I have done a few tests with a behaviorsubject(), I called next() in the app.module and when I switch tab I can see that the subject has an array of objects which proves that it is the same instance updated by the app.module. So Angular DI is more magic that I thought , so in short this is not an issue as I thought.
Re lazily loading modules, I am doing that cause that’s the code that I got from running “ionic create” cli wizard and I simply thought there would be some good reason for it. I guess the only advantage would be a slightly faster startup depending on the complexity of the code, right?
I am going to ditch this pattern also because it’s not very readable and a bit spaghetti
This is why I disagree so strongly with the Ionic team’s decision here.

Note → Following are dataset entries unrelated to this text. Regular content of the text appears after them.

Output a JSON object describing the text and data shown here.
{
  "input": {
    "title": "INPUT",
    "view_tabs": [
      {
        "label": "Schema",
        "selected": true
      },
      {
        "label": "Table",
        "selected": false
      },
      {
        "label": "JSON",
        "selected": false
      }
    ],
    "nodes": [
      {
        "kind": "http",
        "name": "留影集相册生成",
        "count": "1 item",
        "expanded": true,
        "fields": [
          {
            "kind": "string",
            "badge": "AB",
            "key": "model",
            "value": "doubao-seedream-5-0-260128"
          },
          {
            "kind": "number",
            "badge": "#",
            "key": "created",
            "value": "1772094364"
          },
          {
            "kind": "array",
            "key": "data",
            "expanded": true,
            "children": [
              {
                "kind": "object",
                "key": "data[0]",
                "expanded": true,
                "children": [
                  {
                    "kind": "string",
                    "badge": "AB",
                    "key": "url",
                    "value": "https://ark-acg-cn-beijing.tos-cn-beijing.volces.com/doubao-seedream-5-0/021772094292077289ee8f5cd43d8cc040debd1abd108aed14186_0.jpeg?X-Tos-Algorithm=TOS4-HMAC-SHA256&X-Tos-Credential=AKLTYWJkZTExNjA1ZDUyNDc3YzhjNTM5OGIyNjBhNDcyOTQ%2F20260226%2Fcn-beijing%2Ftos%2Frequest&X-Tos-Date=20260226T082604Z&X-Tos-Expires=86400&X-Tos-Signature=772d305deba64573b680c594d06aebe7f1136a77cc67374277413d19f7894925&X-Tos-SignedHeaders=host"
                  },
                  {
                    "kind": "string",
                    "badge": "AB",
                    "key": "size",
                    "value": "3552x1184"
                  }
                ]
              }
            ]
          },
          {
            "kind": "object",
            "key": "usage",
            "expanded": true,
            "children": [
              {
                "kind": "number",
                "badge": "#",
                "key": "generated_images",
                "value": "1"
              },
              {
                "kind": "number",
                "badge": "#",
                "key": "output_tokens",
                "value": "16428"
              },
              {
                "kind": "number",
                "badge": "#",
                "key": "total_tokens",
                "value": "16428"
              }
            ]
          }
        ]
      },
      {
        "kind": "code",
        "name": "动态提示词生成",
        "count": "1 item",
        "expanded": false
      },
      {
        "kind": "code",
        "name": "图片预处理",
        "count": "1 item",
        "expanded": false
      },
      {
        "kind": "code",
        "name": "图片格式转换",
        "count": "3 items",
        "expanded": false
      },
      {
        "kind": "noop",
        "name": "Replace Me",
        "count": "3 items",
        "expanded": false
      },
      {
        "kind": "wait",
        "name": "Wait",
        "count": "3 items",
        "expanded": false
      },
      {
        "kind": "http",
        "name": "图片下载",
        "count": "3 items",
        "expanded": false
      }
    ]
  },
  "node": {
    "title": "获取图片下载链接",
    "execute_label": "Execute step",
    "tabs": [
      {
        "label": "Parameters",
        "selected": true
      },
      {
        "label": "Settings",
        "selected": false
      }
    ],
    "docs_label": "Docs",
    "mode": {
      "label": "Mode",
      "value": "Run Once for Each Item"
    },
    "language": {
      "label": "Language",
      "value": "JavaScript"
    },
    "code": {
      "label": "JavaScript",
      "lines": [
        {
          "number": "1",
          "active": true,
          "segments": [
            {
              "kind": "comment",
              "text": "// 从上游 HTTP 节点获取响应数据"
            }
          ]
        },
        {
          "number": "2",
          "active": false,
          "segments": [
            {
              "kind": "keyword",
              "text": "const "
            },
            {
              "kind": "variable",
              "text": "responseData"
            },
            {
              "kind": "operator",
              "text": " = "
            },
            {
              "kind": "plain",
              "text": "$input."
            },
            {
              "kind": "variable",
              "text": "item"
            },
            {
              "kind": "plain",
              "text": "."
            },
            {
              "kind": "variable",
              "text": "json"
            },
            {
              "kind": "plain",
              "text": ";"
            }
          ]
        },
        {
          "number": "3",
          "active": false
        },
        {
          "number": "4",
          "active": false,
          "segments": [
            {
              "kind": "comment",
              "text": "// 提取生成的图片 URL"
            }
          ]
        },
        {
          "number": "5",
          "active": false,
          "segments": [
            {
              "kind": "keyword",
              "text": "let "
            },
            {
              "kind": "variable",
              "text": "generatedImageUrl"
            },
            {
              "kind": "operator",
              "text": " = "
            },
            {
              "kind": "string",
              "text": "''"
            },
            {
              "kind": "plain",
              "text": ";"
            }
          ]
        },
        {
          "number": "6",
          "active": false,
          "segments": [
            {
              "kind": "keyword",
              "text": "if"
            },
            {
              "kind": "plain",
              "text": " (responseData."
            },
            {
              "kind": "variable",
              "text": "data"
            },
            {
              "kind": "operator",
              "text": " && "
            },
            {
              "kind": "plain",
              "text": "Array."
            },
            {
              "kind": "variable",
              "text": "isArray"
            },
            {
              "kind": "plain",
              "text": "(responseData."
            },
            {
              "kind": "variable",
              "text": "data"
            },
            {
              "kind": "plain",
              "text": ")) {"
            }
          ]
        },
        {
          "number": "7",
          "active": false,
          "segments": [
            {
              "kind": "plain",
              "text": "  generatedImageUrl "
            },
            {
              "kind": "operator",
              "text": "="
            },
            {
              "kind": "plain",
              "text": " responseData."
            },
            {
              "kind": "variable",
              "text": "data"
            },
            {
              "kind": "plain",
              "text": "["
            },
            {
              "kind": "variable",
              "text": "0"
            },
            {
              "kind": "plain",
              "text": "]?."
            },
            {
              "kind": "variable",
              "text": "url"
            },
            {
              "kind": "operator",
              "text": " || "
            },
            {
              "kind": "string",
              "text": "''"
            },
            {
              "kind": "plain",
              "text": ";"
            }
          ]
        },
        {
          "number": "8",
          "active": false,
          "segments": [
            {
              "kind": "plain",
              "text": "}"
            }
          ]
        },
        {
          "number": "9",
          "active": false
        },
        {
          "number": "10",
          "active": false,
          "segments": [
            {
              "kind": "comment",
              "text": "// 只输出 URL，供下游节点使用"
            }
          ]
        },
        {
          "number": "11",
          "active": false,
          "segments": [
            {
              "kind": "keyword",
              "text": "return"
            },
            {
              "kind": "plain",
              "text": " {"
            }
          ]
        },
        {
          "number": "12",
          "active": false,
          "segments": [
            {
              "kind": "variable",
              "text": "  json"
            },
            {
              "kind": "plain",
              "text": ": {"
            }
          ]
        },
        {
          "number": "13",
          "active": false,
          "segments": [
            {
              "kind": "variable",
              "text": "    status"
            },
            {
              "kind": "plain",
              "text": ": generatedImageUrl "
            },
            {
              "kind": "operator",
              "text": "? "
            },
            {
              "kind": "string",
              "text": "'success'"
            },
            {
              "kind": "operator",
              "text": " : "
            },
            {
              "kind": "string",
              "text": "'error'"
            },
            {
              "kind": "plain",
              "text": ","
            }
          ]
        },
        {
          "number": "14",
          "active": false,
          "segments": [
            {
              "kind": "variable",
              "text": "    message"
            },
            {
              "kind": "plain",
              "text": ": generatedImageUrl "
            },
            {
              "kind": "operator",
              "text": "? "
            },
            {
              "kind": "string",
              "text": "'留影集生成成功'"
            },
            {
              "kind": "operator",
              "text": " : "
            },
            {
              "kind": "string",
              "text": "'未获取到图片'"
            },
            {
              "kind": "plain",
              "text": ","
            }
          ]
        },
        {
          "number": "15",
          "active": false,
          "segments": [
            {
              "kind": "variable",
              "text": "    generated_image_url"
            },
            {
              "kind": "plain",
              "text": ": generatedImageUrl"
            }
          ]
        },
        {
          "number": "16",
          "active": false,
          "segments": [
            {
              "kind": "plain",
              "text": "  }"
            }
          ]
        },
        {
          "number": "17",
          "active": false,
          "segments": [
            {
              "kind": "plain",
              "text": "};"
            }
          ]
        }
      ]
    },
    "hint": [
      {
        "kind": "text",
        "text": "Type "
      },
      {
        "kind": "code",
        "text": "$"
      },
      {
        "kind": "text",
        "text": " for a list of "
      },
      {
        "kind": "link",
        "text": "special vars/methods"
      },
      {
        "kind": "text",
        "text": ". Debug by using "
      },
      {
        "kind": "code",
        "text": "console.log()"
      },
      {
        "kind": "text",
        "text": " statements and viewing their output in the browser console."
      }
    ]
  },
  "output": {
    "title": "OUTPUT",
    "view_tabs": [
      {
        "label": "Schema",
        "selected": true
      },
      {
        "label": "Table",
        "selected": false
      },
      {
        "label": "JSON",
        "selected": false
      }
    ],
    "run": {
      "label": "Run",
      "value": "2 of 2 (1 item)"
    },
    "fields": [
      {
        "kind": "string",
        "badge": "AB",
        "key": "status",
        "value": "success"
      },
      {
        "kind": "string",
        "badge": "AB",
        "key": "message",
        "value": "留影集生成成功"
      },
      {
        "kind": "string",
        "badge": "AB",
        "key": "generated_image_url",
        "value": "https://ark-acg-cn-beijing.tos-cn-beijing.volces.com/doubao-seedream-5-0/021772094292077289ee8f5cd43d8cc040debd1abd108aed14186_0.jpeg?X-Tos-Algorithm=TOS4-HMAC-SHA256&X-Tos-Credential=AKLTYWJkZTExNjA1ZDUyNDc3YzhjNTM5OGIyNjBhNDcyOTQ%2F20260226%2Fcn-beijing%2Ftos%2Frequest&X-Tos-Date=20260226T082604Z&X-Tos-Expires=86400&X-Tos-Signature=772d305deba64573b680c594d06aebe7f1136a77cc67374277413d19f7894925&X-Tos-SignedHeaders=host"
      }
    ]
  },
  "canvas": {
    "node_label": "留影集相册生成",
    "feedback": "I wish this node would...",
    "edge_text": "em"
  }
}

Everybody gets intimidated by the generators and cowed into accepting this choice to drastically complicate the structure of their app.
Yes, and depending on how much smarter webpack has gotten since I last dove deeply into the internals of all this (which, in fairness, was several years ago - you can start down the rabbit hole with ng-cli #2771), even that advantage may be mitigated by the code duplication incurred as overhead to support the whole lazy loading architecture.